Püritenlik: XVII. yüzyılda İngiltere’de ortaya çıkan ve Anglikan Kilisesi’ni Katolikliğin kalıntılarından arındırmayı amaçlayan dinsel öğreti ve reform hareketidir. Yaşamın dinsel ve ahlaki ilkelere göre düzenlenmesini savunan Püritenliğin köktenci gruplarından biri, bugün Amerika Birleşik Devletleri’nde varlığını sürdüren Quaker mezhebidir.
Parlamento’nun Avam Kamarası kanadında yer alan ve başta Püritenlik olmak üzere Anglikan Kilisesi’nden bağımsız dinsel cemaatlerin üyesi olan burjuva temsilciler, kraldan ne tür isteklerde bulunmuştur?
Devrimin nedenleri olarak da okunabilecek bu istekler şöyle sıralanabilir: a/Hükûmetin baskıcı yönetim anlayışını terk etmesi; b/Kralın sürekli bir ordusunun olmaması; c/Ağır ve haksız vergilerin kaldırılması; d/Kralın ticaret ile sanayinin gelişmesini engelleyen düzenlemelerine son verilmesi; e/Krala bağlı Anglikan Kilisesi’nin üstünlüğünün kaldırılıp dinsel özgürlüğün sağlanması.
Hobbes'un ayrıştırıcı-birleştirici yöntemi ne anlama gelmektedir?
Hobbes, devletin ne olduğunun ve nasıl işlediğinin anlaşılabilmesi için “ayrıştırıcı-birleştirici” yöntemin kullanılması gerektiğini belirtir.

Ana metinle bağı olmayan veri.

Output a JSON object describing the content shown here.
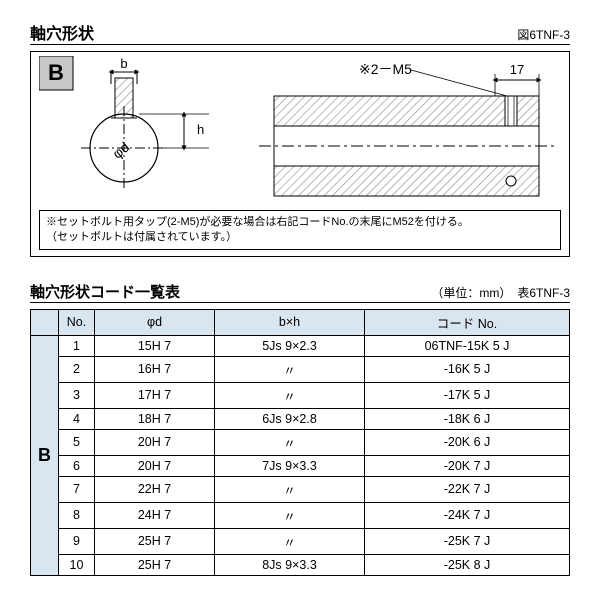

Kendi deyişiyle “bir şeyi anlayabilmek için, onu oluşturan parçalardan hareket edilmelidir.” Daha açıkçası, bir saatin nasıl işlediğinin kavranabilmesi amacıyla gerçekleştirilen işlem devlete de uygulanmalıdır: Devlet parçalarına ayrıştırılmalı, bu parçaların eylemleri ile kendi aralarındaki ilişkiler incelenmeli, sonra da parçaların birleştirilmesiyle devlet yeniden kurulmalıdır.
Hobbes öldürebilme eşitliği ile neyi kastetmektedir?

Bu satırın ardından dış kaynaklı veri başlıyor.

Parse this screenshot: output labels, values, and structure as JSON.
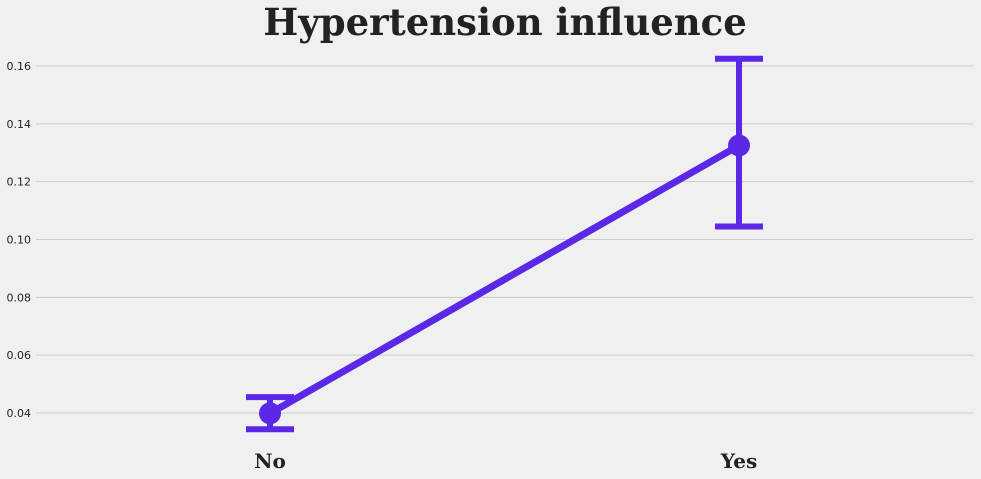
{
  "chart_data": {
    "type": "line",
    "title": "Hypertension influence",
    "xlabel": "",
    "ylabel": "",
    "categories": [
      "No",
      "Yes"
    ],
    "series": [
      {
        "values": [
          0.0399,
          0.1325
        ],
        "ci_low": [
          0.0344,
          0.1045
        ],
        "ci_high": [
          0.0455,
          0.1625
        ],
        "color": "#5b28e8"
      }
    ],
    "ylim": [
      0.03,
      0.167
    ],
    "yticks": [
      0.04,
      0.06,
      0.08,
      0.1,
      0.12,
      0.14,
      0.16
    ],
    "ytick_labels": [
      "0.04",
      "0.06",
      "0.08",
      "0.10",
      "0.12",
      "0.14",
      "0.16"
    ],
    "grid": true,
    "grid_axis": "y",
    "background": "#f0f0f0",
    "grid_color": "#cbcbcb"
  }
}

Öldürebilme Eşitliği: Bedensel bakımdan en zayıf bir insan bile, aklını kullanıp hileye başvurarak uzaktan vuran bir silah yaparak ya da başkalarıyla birleşerek en güçlü olarak kabul edilen bir insanı öldürebilecek kadar güçlüdür. Kısacası doğal eşitlik, insanların birbirlerini öldürebilme eşitliğidir.

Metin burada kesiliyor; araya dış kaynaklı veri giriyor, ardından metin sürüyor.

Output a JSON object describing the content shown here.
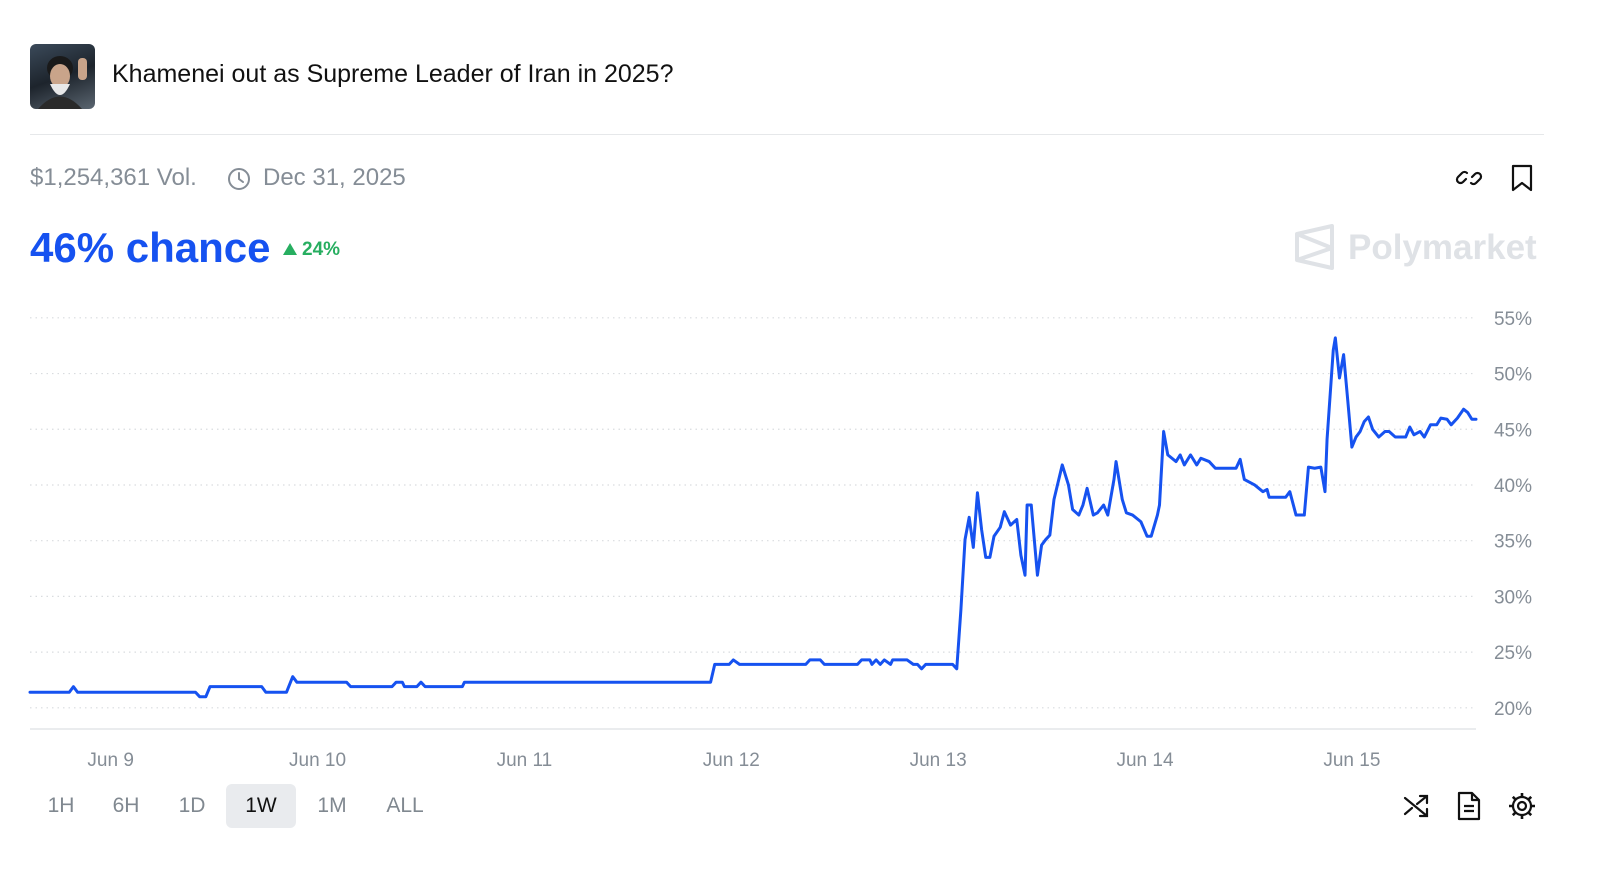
{
  "header": {
    "title": "Khamenei out as Supreme Leader of Iran in 2025?"
  },
  "meta": {
    "volume": "$1,254,361 Vol.",
    "end_date": "Dec 31, 2025"
  },
  "price": {
    "chance": "46% chance",
    "change": "24%"
  },
  "brand": "Polymarket",
  "timeframes": [
    "1H",
    "6H",
    "1D",
    "1W",
    "1M",
    "ALL"
  ],
  "active_timeframe": 3,
  "chart_data": {
    "type": "line",
    "color": "#1652f0",
    "grid": true,
    "xlim": [
      8.61,
      15.6
    ],
    "xticks": [
      {
        "value": 9,
        "label": "Jun 9"
      },
      {
        "value": 10,
        "label": "Jun 10"
      },
      {
        "value": 11,
        "label": "Jun 11"
      },
      {
        "value": 12,
        "label": "Jun 12"
      },
      {
        "value": 13,
        "label": "Jun 13"
      },
      {
        "value": 14,
        "label": "Jun 14"
      },
      {
        "value": 15,
        "label": "Jun 15"
      }
    ],
    "ylim": [
      18.1,
      56.6
    ],
    "yticks": [
      {
        "value": 20,
        "label": "20%"
      },
      {
        "value": 25,
        "label": "25%"
      },
      {
        "value": 30,
        "label": "30%"
      },
      {
        "value": 35,
        "label": "35%"
      },
      {
        "value": 40,
        "label": "40%"
      },
      {
        "value": 45,
        "label": "45%"
      },
      {
        "value": 50,
        "label": "50%"
      },
      {
        "value": 55,
        "label": "55%"
      }
    ],
    "x": [
      8.61,
      8.8,
      8.82,
      8.84,
      9.41,
      9.43,
      9.46,
      9.48,
      9.73,
      9.75,
      9.85,
      9.88,
      9.9,
      10.14,
      10.16,
      10.36,
      10.38,
      10.41,
      10.42,
      10.48,
      10.5,
      10.52,
      10.7,
      10.71,
      11.9,
      11.92,
      11.99,
      12.01,
      12.04,
      12.36,
      12.38,
      12.43,
      12.45,
      12.61,
      12.63,
      12.67,
      12.68,
      12.7,
      12.72,
      12.74,
      12.77,
      12.78,
      12.85,
      12.88,
      12.9,
      12.92,
      12.94,
      13.07,
      13.09,
      13.11,
      13.13,
      13.15,
      13.17,
      13.19,
      13.21,
      13.23,
      13.25,
      13.27,
      13.3,
      13.32,
      13.35,
      13.38,
      13.4,
      13.42,
      13.43,
      13.45,
      13.48,
      13.5,
      13.52,
      13.54,
      13.56,
      13.6,
      13.63,
      13.65,
      13.68,
      13.7,
      13.72,
      13.75,
      13.77,
      13.8,
      13.82,
      13.85,
      13.86,
      13.89,
      13.91,
      13.94,
      13.98,
      14.01,
      14.03,
      14.06,
      14.07,
      14.09,
      14.11,
      14.15,
      14.17,
      14.19,
      14.22,
      14.25,
      14.27,
      14.31,
      14.34,
      14.44,
      14.46,
      14.48,
      14.53,
      14.57,
      14.59,
      14.6,
      14.68,
      14.7,
      14.73,
      14.77,
      14.79,
      14.82,
      14.85,
      14.87,
      14.88,
      14.91,
      14.92,
      14.94,
      14.96,
      14.98,
      15.0,
      15.02,
      15.04,
      15.06,
      15.08,
      15.1,
      15.13,
      15.16,
      15.18,
      15.21,
      15.26,
      15.28,
      15.3,
      15.33,
      15.35,
      15.38,
      15.41,
      15.43,
      15.46,
      15.48,
      15.51,
      15.54,
      15.56,
      15.58,
      15.6
    ],
    "values": [
      21.4,
      21.4,
      21.9,
      21.4,
      21.4,
      21.0,
      21.0,
      21.9,
      21.9,
      21.4,
      21.4,
      22.8,
      22.3,
      22.3,
      21.9,
      21.9,
      22.3,
      22.3,
      21.9,
      21.9,
      22.3,
      21.9,
      21.9,
      22.3,
      22.3,
      23.9,
      23.9,
      24.3,
      23.9,
      23.9,
      24.3,
      24.3,
      23.9,
      23.9,
      24.3,
      24.3,
      23.9,
      24.3,
      23.9,
      24.3,
      23.9,
      24.3,
      24.3,
      23.9,
      23.9,
      23.5,
      23.9,
      23.9,
      23.5,
      28.8,
      35.1,
      37.1,
      34.4,
      39.3,
      36.0,
      33.5,
      33.5,
      35.4,
      36.2,
      37.6,
      36.4,
      36.9,
      33.7,
      31.9,
      38.2,
      38.2,
      31.9,
      34.6,
      35.1,
      35.5,
      38.7,
      41.8,
      40.0,
      37.8,
      37.3,
      38.2,
      39.7,
      37.3,
      37.5,
      38.2,
      37.3,
      40.5,
      42.1,
      38.7,
      37.5,
      37.3,
      36.7,
      35.4,
      35.4,
      37.3,
      38.2,
      44.8,
      42.7,
      42.1,
      42.7,
      41.8,
      42.7,
      41.8,
      42.4,
      42.1,
      41.5,
      41.5,
      42.3,
      40.5,
      40.0,
      39.4,
      39.6,
      38.9,
      38.9,
      39.4,
      37.3,
      37.3,
      41.6,
      41.5,
      41.6,
      39.4,
      44.1,
      52.1,
      53.2,
      49.6,
      51.7,
      47.6,
      43.4,
      44.3,
      44.8,
      45.7,
      46.1,
      45.0,
      44.3,
      44.8,
      44.8,
      44.3,
      44.3,
      45.2,
      44.5,
      44.8,
      44.3,
      45.4,
      45.4,
      46.0,
      45.9,
      45.4,
      46.0,
      46.8,
      46.5,
      45.9,
      45.9
    ]
  }
}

Hobbes'a göre ''commonwealth'' ne anlama gelmektedir?
Toplum sözleşmesi Leviathan’da şöyle tanımlanmaktadır: “Bu [sözleşme] oydaşmadan ya da uzlaşmadan fazla bir şeydir; herkes herkese, senin de hakkını ona bırakman ve onu bütün eylemlerinde benim yaptığım gibi yetkili kılman koşuluyla, kendimi yönetme hakkımı bu adama ya da bu kurula bırakıyorum ve onu yetkili kılıyorum, demişcesine, herkesin herkesle bir ve aynı kişide gerçekten birleşmesidir. Böylece tek bir kişide birleşmiş olan kalabalık, COMMONWEALTH [Devlet], Latince CİVİTAS olarak adlandırılır.
Hobbes'un bölünmezlik ilkesi ne anlama gelmektedir?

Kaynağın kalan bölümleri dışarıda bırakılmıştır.